No joke, it just came up at work as a possible solution to something. We have some legacy systems that talk over TCP in plaintext. It's all within well-secured networks on locked down machines, so fine. But now we want to move things to Megaport, and their agreement says "btw don't put anything in plaintext ever, we guarantee nothing". So stunnel will probably be the fix.
I was involved in a very similar situation once.
I recommend wireguard for this, it's mature for years, has superb support in linux and some BSDs and there are userspace implementations if you need that.
It wraps traffic in UDP, the overhead is much smaller thus throughput mich higher than traditional TCP-based VPN (you want to avoid tcp-in-tcp!).
There were once patches posted to lkml that passed QoS-flags from the inner packet to the wireguard packet, if you need that. not sure if that landed upstream in the end.
key distribution and lifecycle management is what was still unsolved years back when this was evaluated, nowadays tailscale and its clones and similar oss should serve you well.
"Everyday you get electricity, water, transportation, food, and general survival are dependant on horrifically outdated software systems that aren't going to be changed any time soon"
I mean...fair. All I can say is it's still very critical and in production. I guess it's just worth pointing out that horribly outdated things still need support :)
Maybe they need something that works without root and IP space allocation. I like WireGuard and use it myself but it is a bit of an installation compared to binding a port
Not a security expert and also curious about implications:
I always considered it the best solution to have both: VPN encryption and TLS encryption over the VPN. Different OSI Layers. Different Attack Surfaces.
Not sure if that is a recommended pratice though (see initial remark ;) )
The company I work for has used it as a relatively simple method for implementing mutual TLS (mTLS) for legacy apps or systems for which it would otherwise be annoying or more difficult to integrate mTLS for, or which doesn’t support mTLS with custom trust store.
same here. This thing is gold for "80% solutions" in that respect. It's easier to sanely integrate with legacy transport protocols than trying to update the legacy code base to implement mutual trust the harder, more direct and more error-prone way, IMO.
Hmmm... Got me thinking, why must all software implement (and maintain) transport security?
The security standard changes/improves over time. With software like stunnel takes care of it, your software could be practically security wise up-to-day forever as long as you or your user keeps their stunnel updated.
As someone that has built security applications for most of this century, I can confidently say that when you make security the problem of one device, system, team or entity that it results in insecurity.

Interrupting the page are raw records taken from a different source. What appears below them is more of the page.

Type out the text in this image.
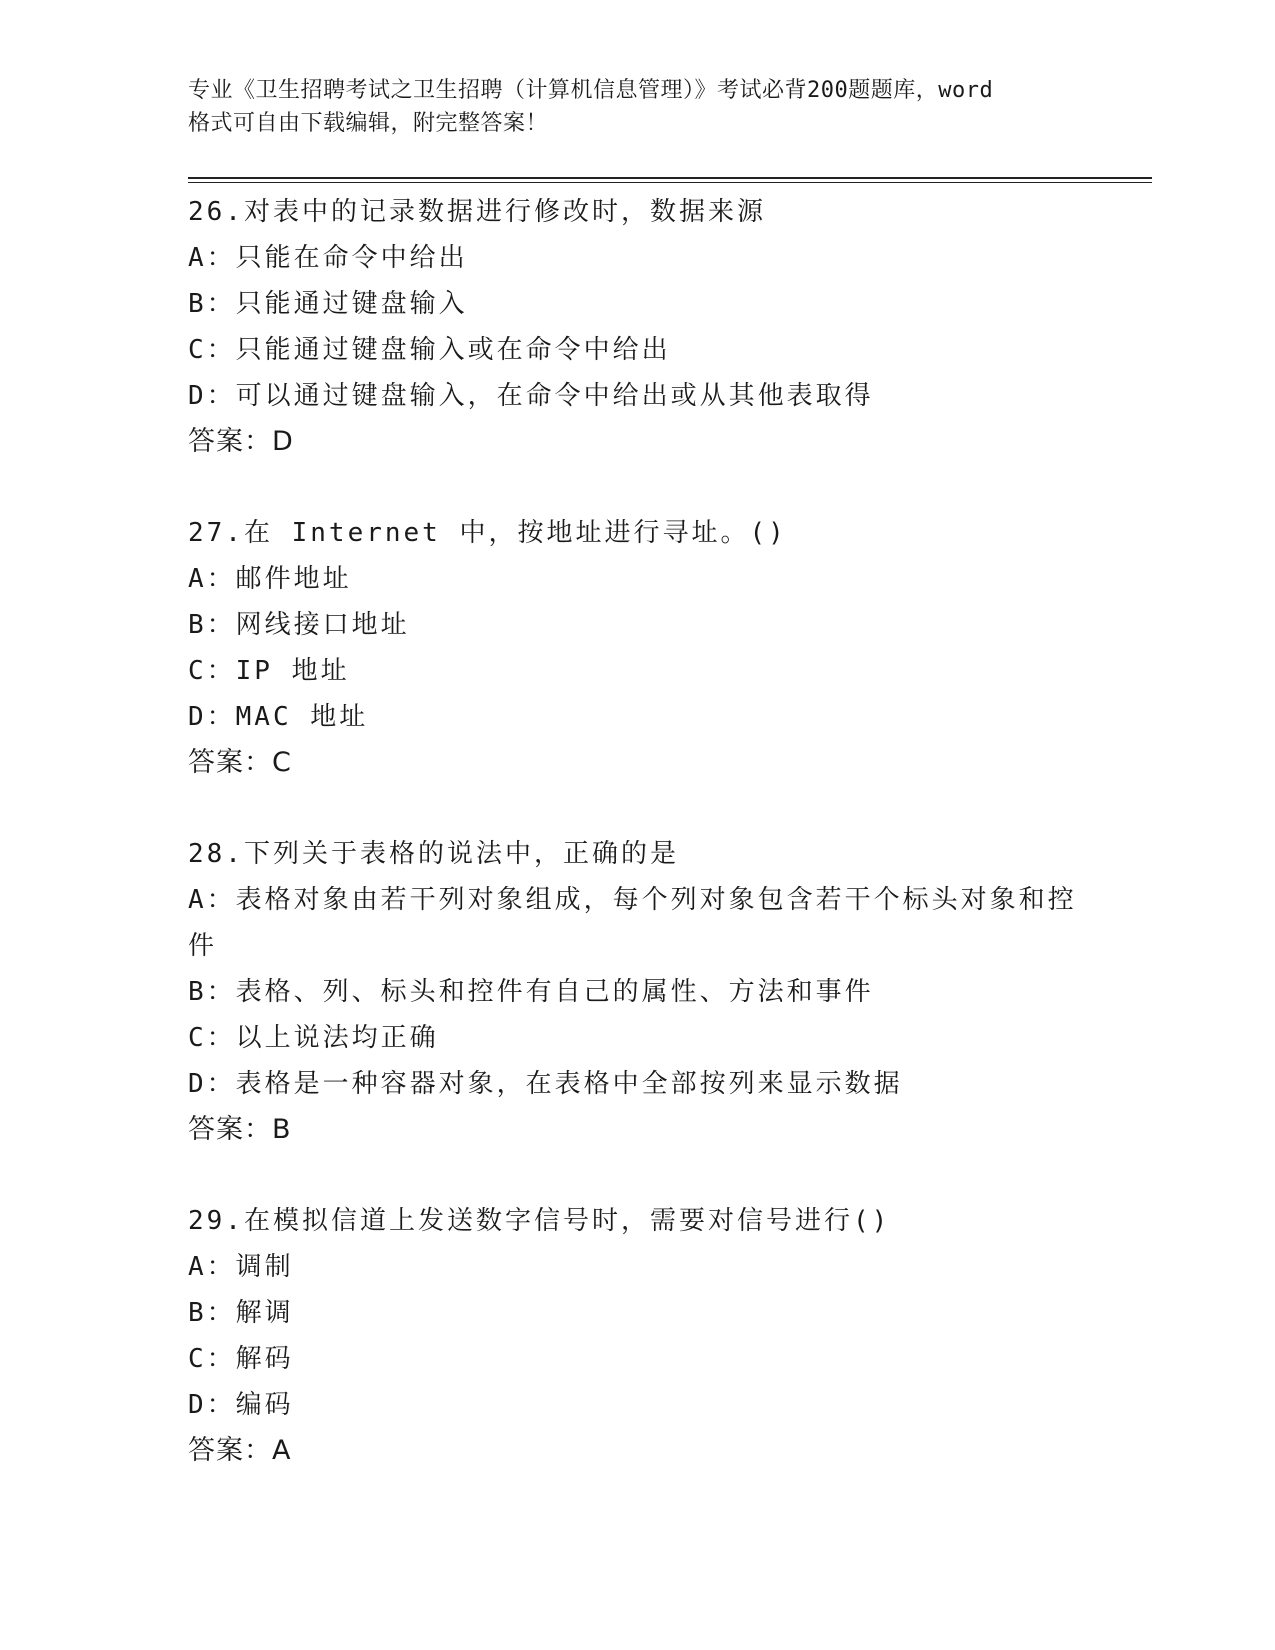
专业《卫生招聘考试之卫生招聘（计算机信息管理）》考试必背200题题库，word
格式可自由下载编辑，附完整答案！
26.对表中的记录数据进行修改时，数据来源
A：只能在命令中给出
B：只能通过键盘输入
C：只能通过键盘输入或在命令中给出
D：可以通过键盘输入，在命令中给出或从其他表取得
答案：D
27.在 Internet 中，按地址进行寻址。()
A：邮件地址
B：网线接口地址
C：IP 地址
D：MAC 地址
答案：C
28.下列关于表格的说法中，正确的是
A：表格对象由若干列对象组成，每个列对象包含若干个标头对象和控件
B：表格、列、标头和控件有自己的属性、方法和事件
C：以上说法均正确
D：表格是一种容器对象，在表格中全部按列来显示数据
答案：B
29.在模拟信道上发送数字信号时，需要对信号进行()
A：调制
B：解调
C：解码
D：编码
答案：A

It might satisfy some auditors but that’s about it.
The most obvious issue is that if any system is compromised, then the attacker can potentially sniff traffic and they are all effectively compromised. The next one, and it’s really key to TLS, is that the app you are proxying probably has an opinion or desired behavior when things can’t be authenticated or are improper. Someone reading you blog and the cert is a day old? Probably not super risky to let them read it. Logging in to the mail server and the keys are bad? You might want the server to just block that.

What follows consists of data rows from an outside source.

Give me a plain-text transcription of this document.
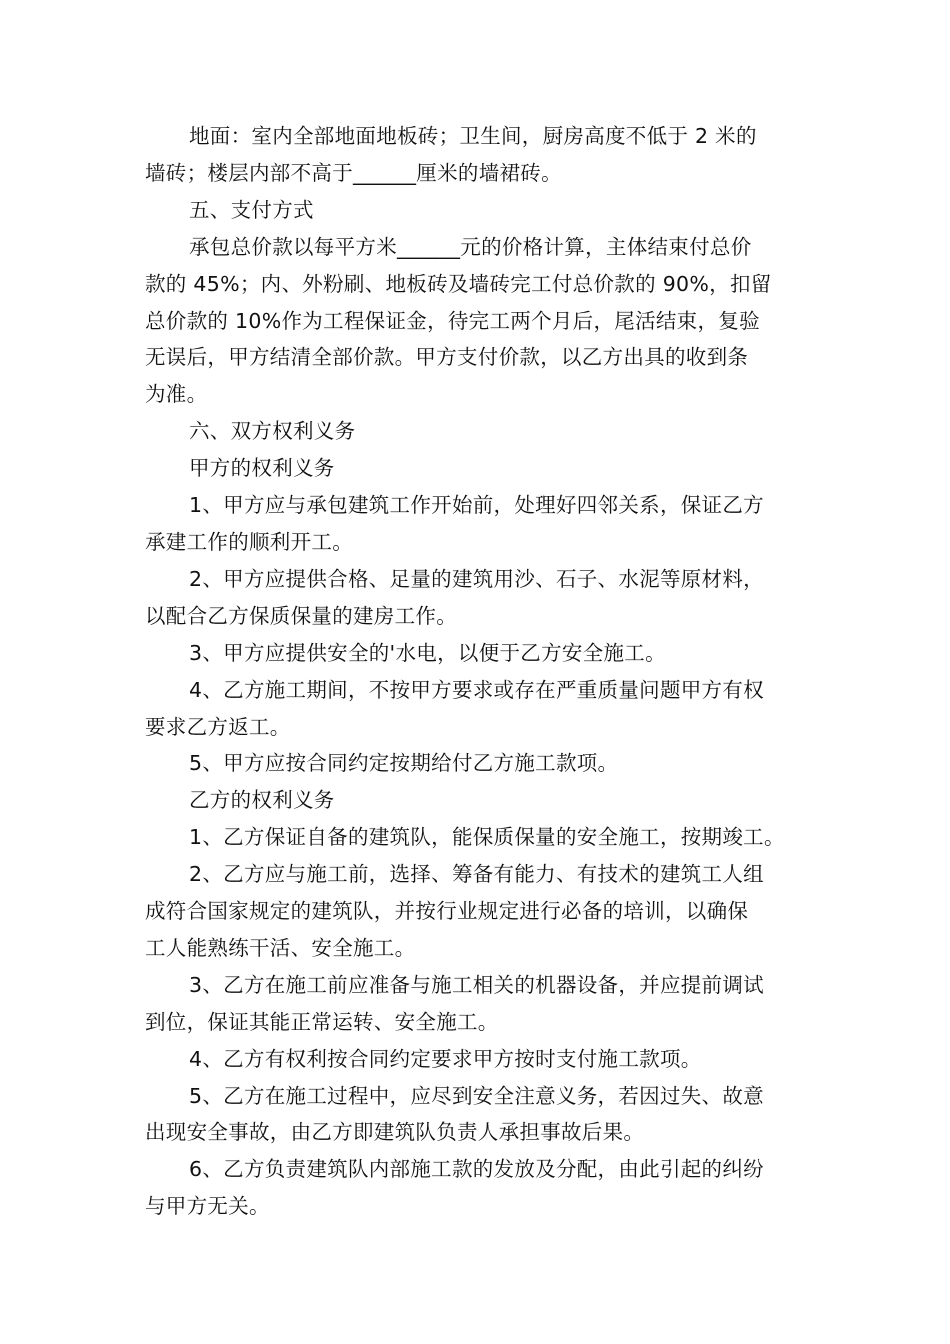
地面：室内全部地面地板砖；卫生间，厨房高度不低于 2 米的
墙砖；楼层内部不高于______厘米的墙裙砖。
五、支付方式
承包总价款以每平方米______元的价格计算，主体结束付总价
款的 45%；内、外粉刷、地板砖及墙砖完工付总价款的 90%，扣留
总价款的 10%作为工程保证金，待完工两个月后，尾活结束，复验
无误后，甲方结清全部价款。甲方支付价款，以乙方出具的收到条
为准。
六、双方权利义务
甲方的权利义务
1、甲方应与承包建筑工作开始前，处理好四邻关系，保证乙方
承建工作的顺利开工。
2、甲方应提供合格、足量的建筑用沙、石子、水泥等原材料，
以配合乙方保质保量的建房工作。
3、甲方应提供安全的'水电，以便于乙方安全施工。
4、乙方施工期间，不按甲方要求或存在严重质量问题甲方有权
要求乙方返工。
5、甲方应按合同约定按期给付乙方施工款项。
乙方的权利义务
1、乙方保证自备的建筑队，能保质保量的安全施工，按期竣工。
2、乙方应与施工前，选择、筹备有能力、有技术的建筑工人组
成符合国家规定的建筑队，并按行业规定进行必备的培训，以确保
工人能熟练干活、安全施工。
3、乙方在施工前应准备与施工相关的机器设备，并应提前调试
到位，保证其能正常运转、安全施工。
4、乙方有权利按合同约定要求甲方按时支付施工款项。
5、乙方在施工过程中，应尽到安全注意义务，若因过失、故意
出现安全事故，由乙方即建筑队负责人承担事故后果。
6、乙方负责建筑队内部施工款的发放及分配，由此引起的纠纷
与甲方无关。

For like a home lab situation or kind of toy systems? These tools are great, I’ve used stunned more than a few times to hack things together
I mean, most web application backends don't implement TLS at all, under the assumption that you're using it alongside a reverse proxy. Most of the time this is nginx, but if you want to ensure no bugs are introduced on the HTTP level by the reverse proxy, stunnel is a perfectly fine option.
Right! That, or I otherwise encounter some kind of asymmetry where one side, whether it is a client or server, implements/requires speaking TLS whereas the otherside isn't readily equipped to do so.
I've found stunnel a godsend for bridging the gap. Granted, I am more of a sysadmin-ey type where a few times I've had to abruptly/quickly get something up and running.